Dann kommt Putins Invasion, Nemitschew wechselt wieder Zwirn gegen Uniform ein. Das gelbe Logo Asows – das wie die SS-Wolfsangel aussieht, von dem sie beteuern, es seien lediglich die Anfangsbuchstaben der "Nationalen Idee" – prangt auf seiner Schulter. "Das ist ein russisches Narrativ, eine Erfindung, um uns zu diffamieren", sagt er über die Nazi-Vorwürfe. "Alle Ethnien und Religionen sind bei Asow willkommen. Alle, die für die Ukraine kämpfen." Und die russischsprachige Bevölkerung? "Dass wir diese Menschen unterdrücken, das ist eine Lüge. Ich bin ein russischsprachiger Ukrainer. Die Russen dachten, sie werden mit Blumen empfangen. Aber es gibt hier nur Waffen."

Auf der Abschussliste

Wie viel Prozent Nemitschew heute bei einer Wahl erhalten würde, kann man nicht sagen – auf jeden Fall mehr als fünf. Wahrscheinlich weitaus mehr. Asow ist überall, in aller Munde, im Internet, auf den Straßen. Warum? Wegen der langen Schlacht um Mariupol. Wegen der Kämpfer, die nun in russischer Gefangenschaft sind. Asow sind die, die nicht aufgeben.

In Russland steht Nemitschew ganz oben auf der Abschussliste: Am 29. März behauptete der russische Abgeordnete und General a. D. Wladimir Schamanow vor der Duma, die Spezialeinheiten der Speznas hätten Nemitschew und seinen Vizekommandaten, Serhij Welikow alias Chilli, festgenommen. "Diese Bastarde sind Nazis aus einer Fangruppe des örtlichen Fußballvereins Metallist. Jetzt sind sie auf den Knien und flehen um Gnade", so Schamanow. Es waren Fake News, die Nemitschew nun in die Hände spielen. "Jetzt schreiben mir sogar viele Menschen aus Russland, die unsere Sache unterstützen", sagt er.

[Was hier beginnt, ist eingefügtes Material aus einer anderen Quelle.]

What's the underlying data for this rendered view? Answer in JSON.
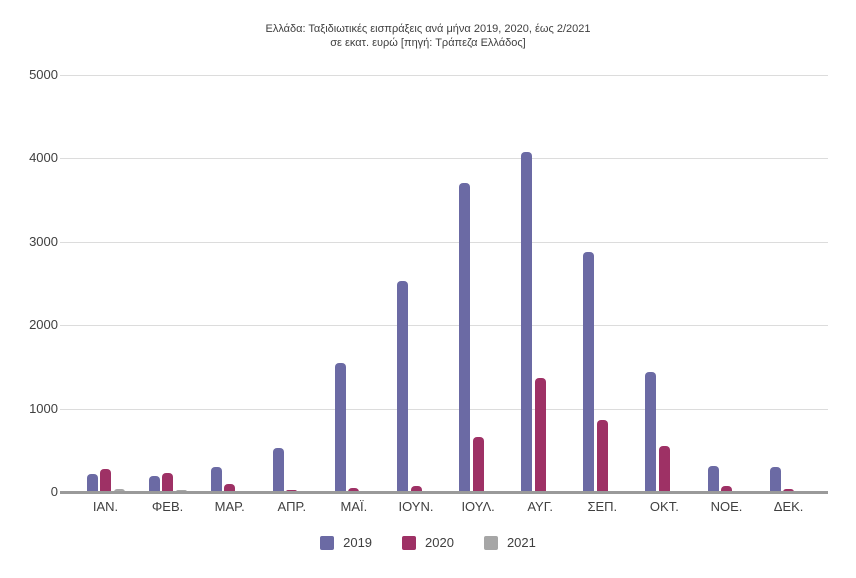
{
  "title": {
    "line1": "Ελλάδα: Ταξιδιωτικές εισπράξεις ανά μήνα 2019, 2020, έως 2/2021",
    "line2": "σε εκατ. ευρώ [πηγή: Τράπεζα Ελλάδος]"
  },
  "chart_data": {
    "type": "bar",
    "title": "Ελλάδα: Ταξιδιωτικές εισπράξεις ανά μήνα 2019, 2020, έως 2/2021 σε εκατ. ευρώ [πηγή: Τράπεζα Ελλάδος]",
    "categories": [
      "ΙΑΝ.",
      "ΦΕΒ.",
      "ΜΑΡ.",
      "ΑΠΡ.",
      "ΜΑΪ.",
      "ΙΟΥΝ.",
      "ΙΟΥΛ.",
      "ΑΥΓ.",
      "ΣΕΠ.",
      "ΟΚΤ.",
      "ΝΟΕ.",
      "ΔΕΚ."
    ],
    "series": [
      {
        "name": "2019",
        "color": "#6b6aa4",
        "values": [
          220,
          195,
          300,
          530,
          1550,
          2530,
          3700,
          4080,
          2880,
          1440,
          310,
          300
        ]
      },
      {
        "name": "2020",
        "color": "#9e3165",
        "values": [
          280,
          230,
          90,
          20,
          45,
          75,
          660,
          1370,
          860,
          550,
          75,
          35
        ]
      },
      {
        "name": "2021",
        "color": "#a6a6a6",
        "values": [
          35,
          25,
          null,
          null,
          null,
          null,
          null,
          null,
          null,
          null,
          null,
          null
        ]
      }
    ],
    "xlabel": "",
    "ylabel": "",
    "ylim": [
      0,
      5000
    ],
    "yticks": [
      0,
      1000,
      2000,
      3000,
      4000,
      5000
    ],
    "grid": true,
    "legend_position": "bottom"
  }
}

Konstantin Nemitschew, ein Asow-Kommandant, in den Ruinen des zerbombten Gouverneurspalasts von Charkiw: "Die Russen dachten, sie werden mit Blumen empfangen. Aber es gibt hier nur Waffen."
Foto: Oleksandr Magula

Der ganze Wirbel um Asow hat dafür gesorgt, dass die Zahl der Kämpfer rasant zunimmt. Vor Februar wurde die Truppenstärke auf 2500 Mann geschätzt. Wie viele es heute sind, will Nemitschew nicht sagen. Allein die Kraken in Charkiw seien über 1800 Mann stark. Dazu kommen Spezialkräfte, Infanterie, Artillerie, ein eigener Nachrichtendienst und Freiwilligenbataillone an mehreren Fronten im ganzen Land.

Mittlerweile haben sie sogar eigene Panzer: nicht von Europa oder den USA, sondern von ihrem Feind. Viele wie Sledak und Rijs, die sich vorher weder für Politik noch Krieg interessiert hatten, gehen lieber zu Asow als zur normalen Armee. Sie kommen, weil sie in ihrer Heimatstadt und mit ihren Freunden kämpfen können. Viele kennen sich von früher, vor allem aus dem Hooligan-Umfeld. Sie kommen wegen der Moral, des Kampfgeists, vielleicht auch des Ruhmes wegen. Wobei: Wer in die Gesichter der jungen Männer Anfang 20 blickt, Gesichter, die gelernt haben, was es heißt, ein Leben zu nehmen, der weiß: Es gibt nichts Rühmliches am Krieg. Rijs und Sledak klagen von Schlafproblemen, von Traumata, machen aber weiter. "Bis zum Tod."

"Das Land ist aufgewacht"

Nemitschew spricht in den Ruinen des zerbombten Gouverneurspalasts, doch er hat eine Vision für die Zukunft. "Als die Wohnungen der Menschen von Raketen getroffen wurden, ist das Land aufgewacht", sagt er. Er will die Ukraine weder als Teil der EU noch der Nato. Er sieht eine Union mit Polen, Estland, Litauen. Länder, die im Kampf gegen Russland entschlossen vereint sind. Der Krieg und die Frage nach dem Danach dominieren in der Ukraine alles. Politik, Medien, Gesellschaft.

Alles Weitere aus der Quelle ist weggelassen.